Alternative Unicode conversion table for CCSID 5039

There are several IBM® coded character set identifiers (CCSIDs) for Japanese code pages. CCSID 943 is registered as the Microsoft Japanese Windows Shift-JIS code page. CCSID 5039 contains only Japanese Industry Standard (JIS) characters, and does not have any vendor-defined characters. When using Microsoft ODBC applications, you might encounter potential problems when converting data in CCSID 5039 to Unicode. The problems are the result of differences between IBM's code page conversion table and Microsoft's code page conversion table.

The following list of characters, when converted from CCSID 5039 to Unicode, will result in different code points depending on which conversion table (IBM or Microsoft) is used.
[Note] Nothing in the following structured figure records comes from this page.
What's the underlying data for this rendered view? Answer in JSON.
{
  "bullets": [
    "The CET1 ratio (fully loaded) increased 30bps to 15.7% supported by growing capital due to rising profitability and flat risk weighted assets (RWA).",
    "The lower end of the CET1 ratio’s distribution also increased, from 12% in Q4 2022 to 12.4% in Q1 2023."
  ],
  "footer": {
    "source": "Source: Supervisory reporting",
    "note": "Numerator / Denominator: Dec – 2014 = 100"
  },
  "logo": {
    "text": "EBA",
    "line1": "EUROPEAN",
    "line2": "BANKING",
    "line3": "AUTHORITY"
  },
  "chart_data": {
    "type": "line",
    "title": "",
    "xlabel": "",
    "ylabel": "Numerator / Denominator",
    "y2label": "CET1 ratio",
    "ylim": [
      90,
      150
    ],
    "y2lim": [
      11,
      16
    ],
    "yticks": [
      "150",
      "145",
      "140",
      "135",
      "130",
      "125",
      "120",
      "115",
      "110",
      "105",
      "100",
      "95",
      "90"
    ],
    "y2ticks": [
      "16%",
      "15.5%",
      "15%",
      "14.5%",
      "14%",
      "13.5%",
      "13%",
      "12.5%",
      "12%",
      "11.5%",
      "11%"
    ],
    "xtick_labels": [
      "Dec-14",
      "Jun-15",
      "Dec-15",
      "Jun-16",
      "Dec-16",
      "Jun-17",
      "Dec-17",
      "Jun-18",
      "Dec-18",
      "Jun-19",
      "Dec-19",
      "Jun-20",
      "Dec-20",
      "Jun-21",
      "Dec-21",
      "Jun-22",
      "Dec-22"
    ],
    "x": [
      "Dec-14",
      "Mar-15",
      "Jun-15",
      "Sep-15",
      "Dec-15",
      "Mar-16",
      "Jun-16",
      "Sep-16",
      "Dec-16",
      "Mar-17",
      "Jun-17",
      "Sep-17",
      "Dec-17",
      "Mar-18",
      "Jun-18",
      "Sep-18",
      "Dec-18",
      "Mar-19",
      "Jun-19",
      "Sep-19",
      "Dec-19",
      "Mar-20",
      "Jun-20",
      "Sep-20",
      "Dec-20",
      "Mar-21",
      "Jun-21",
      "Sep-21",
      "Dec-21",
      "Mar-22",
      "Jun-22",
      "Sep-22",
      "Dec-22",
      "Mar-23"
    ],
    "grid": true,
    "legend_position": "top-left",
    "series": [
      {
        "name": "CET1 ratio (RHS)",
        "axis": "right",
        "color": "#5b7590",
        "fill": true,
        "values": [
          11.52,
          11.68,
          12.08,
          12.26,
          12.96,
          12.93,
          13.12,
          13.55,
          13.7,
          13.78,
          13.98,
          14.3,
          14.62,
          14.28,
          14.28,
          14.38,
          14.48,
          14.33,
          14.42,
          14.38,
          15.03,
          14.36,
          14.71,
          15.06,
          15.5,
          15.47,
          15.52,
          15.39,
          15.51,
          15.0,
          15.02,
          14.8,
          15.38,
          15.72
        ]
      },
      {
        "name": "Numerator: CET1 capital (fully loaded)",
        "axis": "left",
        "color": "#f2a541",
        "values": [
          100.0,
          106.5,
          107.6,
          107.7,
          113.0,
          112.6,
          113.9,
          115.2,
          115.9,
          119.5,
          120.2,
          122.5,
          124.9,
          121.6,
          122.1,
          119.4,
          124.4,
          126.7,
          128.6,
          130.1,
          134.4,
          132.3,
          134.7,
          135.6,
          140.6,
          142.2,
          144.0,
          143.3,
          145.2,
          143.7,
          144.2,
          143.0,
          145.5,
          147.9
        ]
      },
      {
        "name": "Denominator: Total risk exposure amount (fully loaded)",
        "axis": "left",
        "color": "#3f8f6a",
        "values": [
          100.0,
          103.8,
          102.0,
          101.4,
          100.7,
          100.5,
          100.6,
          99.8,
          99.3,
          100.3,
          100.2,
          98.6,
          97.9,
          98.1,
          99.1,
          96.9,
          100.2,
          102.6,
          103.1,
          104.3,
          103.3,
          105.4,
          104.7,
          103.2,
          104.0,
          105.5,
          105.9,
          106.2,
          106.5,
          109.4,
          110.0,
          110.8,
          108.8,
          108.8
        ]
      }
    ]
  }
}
For these characters, the IBM conversion table conforms to the character names as specified in the Japanese Industry Standard (JIS) JISX0208, and JISX0221.

Table 1. CCSID 5039 to Unicode code point conversion
Shift-JIS code point (character name)	IBM primary code point (Unicode name)	Microsoft primary code point (Unicode name)
X'815C' (EM Dash)	U+2014 (EM Dash)	U+2015 (Horizontal Bar)
X'8160' (Wave Dash)	U+301C (Wave Dash)	U+FF5E (Fullwidth Tilde)
X'8161' (Double vertical line)	U+2016 (Double vertical line)	U+2225 (Parallel To)
X'817C' (Minus sign)	U+2212 (Minus sign)	U+FF0D (Fullwidth hyphen-minus)

For example, the character EM dash with the CCSID 5039 code point of X'815C' is converted to the Unicode code point U+2014 when using the IBM conversion table, but is converted to U+2015 when using the Microsoft conversion table. This can create potential problems for Microsoft ODBC applications because they would treat U+2014 as an invalid code point. To avoid these potential problems, you need to replace the default IBM conversion table from CCSID 5039 to Unicode with the alternate Microsoft conversion table provided by the Db2® database manager.